SACRAMENTO, Calif. – Criticism is coming in from worker's-rights groups on the Trump administration's announcement Monday that it will allow an additional 15,000 foreign workers to get visas.

The Department of Homeland Security will grant the extra H-2B visas for guest workers in the tourism, landscaping, construction, seafood and other seasonal industries - but not in agriculture, which uses a different visa program.

Daniel Costa, director of Immigration Law and Policy Research at the Economic Policy Institute, a nonprofit think tank, says the program ought to be reformed to protect workers from abuse, not expanded.

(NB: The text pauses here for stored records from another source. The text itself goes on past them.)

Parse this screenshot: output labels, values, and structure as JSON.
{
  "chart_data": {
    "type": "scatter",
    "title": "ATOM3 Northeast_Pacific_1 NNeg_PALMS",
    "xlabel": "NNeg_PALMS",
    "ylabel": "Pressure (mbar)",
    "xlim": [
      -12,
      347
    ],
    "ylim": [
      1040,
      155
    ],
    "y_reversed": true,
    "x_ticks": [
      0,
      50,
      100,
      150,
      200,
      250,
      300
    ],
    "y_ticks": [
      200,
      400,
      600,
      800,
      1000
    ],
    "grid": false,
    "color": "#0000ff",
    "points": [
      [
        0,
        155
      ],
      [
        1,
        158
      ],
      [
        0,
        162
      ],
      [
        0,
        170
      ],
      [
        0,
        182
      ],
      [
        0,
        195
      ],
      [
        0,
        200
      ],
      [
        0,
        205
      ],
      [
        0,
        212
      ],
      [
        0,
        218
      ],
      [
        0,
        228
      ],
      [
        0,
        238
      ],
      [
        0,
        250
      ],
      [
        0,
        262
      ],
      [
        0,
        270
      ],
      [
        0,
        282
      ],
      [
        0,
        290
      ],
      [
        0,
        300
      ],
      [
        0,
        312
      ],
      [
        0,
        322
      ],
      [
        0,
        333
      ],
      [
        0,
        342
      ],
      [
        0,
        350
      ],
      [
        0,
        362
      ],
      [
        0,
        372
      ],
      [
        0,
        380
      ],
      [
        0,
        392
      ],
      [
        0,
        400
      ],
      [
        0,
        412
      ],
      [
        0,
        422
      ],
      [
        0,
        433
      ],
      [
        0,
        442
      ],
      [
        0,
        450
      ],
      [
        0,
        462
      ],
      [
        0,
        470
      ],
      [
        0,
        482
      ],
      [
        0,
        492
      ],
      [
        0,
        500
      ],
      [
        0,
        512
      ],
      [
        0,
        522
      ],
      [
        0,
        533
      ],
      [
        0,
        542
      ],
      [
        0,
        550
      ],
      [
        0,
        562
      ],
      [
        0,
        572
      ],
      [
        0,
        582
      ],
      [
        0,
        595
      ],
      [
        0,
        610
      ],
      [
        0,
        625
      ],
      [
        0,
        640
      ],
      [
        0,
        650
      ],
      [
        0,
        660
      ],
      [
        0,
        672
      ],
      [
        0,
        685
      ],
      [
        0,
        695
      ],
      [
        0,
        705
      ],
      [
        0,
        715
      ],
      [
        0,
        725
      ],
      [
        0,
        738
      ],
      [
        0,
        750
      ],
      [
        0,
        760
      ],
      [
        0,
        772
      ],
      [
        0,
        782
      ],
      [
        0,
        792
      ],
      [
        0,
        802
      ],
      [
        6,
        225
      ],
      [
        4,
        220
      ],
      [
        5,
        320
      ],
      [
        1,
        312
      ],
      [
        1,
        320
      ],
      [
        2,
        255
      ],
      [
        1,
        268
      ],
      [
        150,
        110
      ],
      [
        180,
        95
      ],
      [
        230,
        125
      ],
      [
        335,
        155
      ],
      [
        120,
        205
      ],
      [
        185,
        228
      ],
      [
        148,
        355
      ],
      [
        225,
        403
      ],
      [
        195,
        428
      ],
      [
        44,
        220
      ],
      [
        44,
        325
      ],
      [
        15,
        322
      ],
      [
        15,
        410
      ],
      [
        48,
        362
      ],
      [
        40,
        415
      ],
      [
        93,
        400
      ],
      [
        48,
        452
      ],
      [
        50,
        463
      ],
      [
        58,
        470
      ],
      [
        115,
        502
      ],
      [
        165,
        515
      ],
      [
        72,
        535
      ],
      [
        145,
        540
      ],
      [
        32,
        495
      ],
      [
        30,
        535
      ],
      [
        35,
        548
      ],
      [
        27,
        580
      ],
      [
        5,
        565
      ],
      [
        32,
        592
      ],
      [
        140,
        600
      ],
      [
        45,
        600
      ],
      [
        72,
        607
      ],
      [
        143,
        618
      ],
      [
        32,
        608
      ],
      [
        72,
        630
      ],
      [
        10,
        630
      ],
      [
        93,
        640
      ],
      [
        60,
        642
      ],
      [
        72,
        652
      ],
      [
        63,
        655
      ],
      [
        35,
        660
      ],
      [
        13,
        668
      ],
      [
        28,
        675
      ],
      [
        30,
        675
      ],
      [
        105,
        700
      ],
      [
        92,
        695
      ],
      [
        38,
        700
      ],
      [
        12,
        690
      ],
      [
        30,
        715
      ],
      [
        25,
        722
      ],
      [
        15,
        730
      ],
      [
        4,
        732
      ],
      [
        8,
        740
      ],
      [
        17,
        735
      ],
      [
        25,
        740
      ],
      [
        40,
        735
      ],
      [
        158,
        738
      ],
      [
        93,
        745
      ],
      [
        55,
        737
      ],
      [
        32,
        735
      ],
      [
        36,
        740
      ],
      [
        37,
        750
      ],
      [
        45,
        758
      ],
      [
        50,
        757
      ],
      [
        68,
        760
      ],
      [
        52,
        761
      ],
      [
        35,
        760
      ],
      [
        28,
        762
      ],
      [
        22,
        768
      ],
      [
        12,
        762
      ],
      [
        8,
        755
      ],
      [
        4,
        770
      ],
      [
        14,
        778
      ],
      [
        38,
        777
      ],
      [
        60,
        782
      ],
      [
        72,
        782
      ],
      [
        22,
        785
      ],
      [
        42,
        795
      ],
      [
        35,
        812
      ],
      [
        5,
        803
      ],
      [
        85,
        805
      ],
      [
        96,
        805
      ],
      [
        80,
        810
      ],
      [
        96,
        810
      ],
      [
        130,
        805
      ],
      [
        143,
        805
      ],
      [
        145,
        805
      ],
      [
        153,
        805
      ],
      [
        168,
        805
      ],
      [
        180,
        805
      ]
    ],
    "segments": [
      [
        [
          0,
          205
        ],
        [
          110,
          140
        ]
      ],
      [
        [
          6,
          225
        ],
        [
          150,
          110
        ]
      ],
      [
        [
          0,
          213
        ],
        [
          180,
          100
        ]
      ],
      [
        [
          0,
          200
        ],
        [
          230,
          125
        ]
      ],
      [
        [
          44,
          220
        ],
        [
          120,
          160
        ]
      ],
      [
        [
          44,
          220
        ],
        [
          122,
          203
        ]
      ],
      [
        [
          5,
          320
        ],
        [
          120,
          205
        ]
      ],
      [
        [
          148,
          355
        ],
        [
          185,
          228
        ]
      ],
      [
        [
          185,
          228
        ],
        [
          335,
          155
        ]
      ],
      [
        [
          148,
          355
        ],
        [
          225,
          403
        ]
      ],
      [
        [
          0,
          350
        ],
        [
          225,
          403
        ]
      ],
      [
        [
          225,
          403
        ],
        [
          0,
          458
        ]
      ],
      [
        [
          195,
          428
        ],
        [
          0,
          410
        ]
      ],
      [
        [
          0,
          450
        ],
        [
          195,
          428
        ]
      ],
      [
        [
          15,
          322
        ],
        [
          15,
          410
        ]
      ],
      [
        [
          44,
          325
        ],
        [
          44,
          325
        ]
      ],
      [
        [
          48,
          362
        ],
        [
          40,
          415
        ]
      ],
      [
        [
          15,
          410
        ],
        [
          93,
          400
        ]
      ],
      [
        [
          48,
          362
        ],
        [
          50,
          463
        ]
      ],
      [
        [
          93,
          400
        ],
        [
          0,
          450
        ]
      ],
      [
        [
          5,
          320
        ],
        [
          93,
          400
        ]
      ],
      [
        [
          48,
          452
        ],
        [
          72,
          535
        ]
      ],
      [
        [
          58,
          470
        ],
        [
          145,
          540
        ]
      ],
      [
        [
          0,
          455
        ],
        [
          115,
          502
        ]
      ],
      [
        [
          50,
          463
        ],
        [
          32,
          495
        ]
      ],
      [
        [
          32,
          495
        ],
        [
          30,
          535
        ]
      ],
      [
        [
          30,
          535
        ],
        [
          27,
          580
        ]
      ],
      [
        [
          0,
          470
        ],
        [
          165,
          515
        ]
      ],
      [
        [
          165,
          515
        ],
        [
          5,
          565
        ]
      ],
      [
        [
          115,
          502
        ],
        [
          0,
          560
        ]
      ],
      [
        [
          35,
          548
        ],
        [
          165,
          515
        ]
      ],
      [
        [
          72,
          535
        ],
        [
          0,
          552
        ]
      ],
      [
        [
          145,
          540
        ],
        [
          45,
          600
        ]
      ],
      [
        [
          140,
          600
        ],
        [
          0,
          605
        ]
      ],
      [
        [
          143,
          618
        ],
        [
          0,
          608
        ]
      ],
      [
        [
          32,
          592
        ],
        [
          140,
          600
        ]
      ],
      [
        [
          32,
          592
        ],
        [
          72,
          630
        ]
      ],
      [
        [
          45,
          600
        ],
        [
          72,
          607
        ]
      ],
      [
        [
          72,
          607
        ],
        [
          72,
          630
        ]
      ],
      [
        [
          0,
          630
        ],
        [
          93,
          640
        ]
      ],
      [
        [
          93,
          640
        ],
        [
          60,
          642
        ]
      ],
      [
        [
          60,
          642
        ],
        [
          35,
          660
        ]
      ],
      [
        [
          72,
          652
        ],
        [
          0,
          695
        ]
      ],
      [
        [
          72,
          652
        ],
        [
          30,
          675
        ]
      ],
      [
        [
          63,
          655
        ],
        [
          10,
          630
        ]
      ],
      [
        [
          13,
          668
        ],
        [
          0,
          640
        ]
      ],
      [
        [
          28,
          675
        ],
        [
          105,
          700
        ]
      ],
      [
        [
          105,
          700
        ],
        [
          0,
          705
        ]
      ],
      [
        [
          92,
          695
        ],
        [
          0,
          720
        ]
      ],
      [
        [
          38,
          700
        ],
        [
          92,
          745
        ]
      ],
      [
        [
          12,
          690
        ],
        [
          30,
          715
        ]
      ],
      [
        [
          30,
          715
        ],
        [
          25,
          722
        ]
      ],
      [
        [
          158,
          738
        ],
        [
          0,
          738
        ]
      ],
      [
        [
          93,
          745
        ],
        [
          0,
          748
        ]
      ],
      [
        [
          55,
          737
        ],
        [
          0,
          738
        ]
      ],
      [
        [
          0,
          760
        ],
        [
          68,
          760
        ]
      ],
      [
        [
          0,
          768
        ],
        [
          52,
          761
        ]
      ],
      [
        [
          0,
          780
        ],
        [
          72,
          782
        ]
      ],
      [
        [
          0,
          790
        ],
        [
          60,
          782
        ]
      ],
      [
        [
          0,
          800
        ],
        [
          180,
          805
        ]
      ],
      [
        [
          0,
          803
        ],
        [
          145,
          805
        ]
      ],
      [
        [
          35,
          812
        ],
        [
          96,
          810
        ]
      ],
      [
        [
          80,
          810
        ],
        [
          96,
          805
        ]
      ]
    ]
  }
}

"The way the program is set up, it ties workers to one employer," he says. "So if they leave that job or if they get fired, they basically lose that visa status and become deportable. And so it gives employers a lot of power over workers."

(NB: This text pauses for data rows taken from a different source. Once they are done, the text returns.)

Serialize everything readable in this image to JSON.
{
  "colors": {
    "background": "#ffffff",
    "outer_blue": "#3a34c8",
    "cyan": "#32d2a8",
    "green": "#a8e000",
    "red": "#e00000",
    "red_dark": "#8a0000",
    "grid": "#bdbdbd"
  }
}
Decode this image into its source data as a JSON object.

The Trump administration says it simply is trying to accommodate requests from employers who are desperate for laborers. The current limit for H-2B visas is 66,000 - so this will bring that number up to 81,000.

In a recent report, Costa found there is no nationwide shortage of workers in those fields. In fact, unemployment has been high and wages have been flat in these types of jobs for more than a decade.

He argues that expanding the cap on visas will hurt conditions for guest workers and American citizens alike.

"U.S. workers have to compete with workers who are exploitable and can be legally underpaid under the terms of the H-2B program," he adds. "And so that puts downward pressure on the wages and the working conditions of the U.S. workers who are in those same jobs."

The report suggests that companies experiencing a local labor shortage do more to recruit from out of state and raise wages and benefits to attract more applicants. The expansion was approved a few months ago as a rider to a must-pass omnibus spending bill.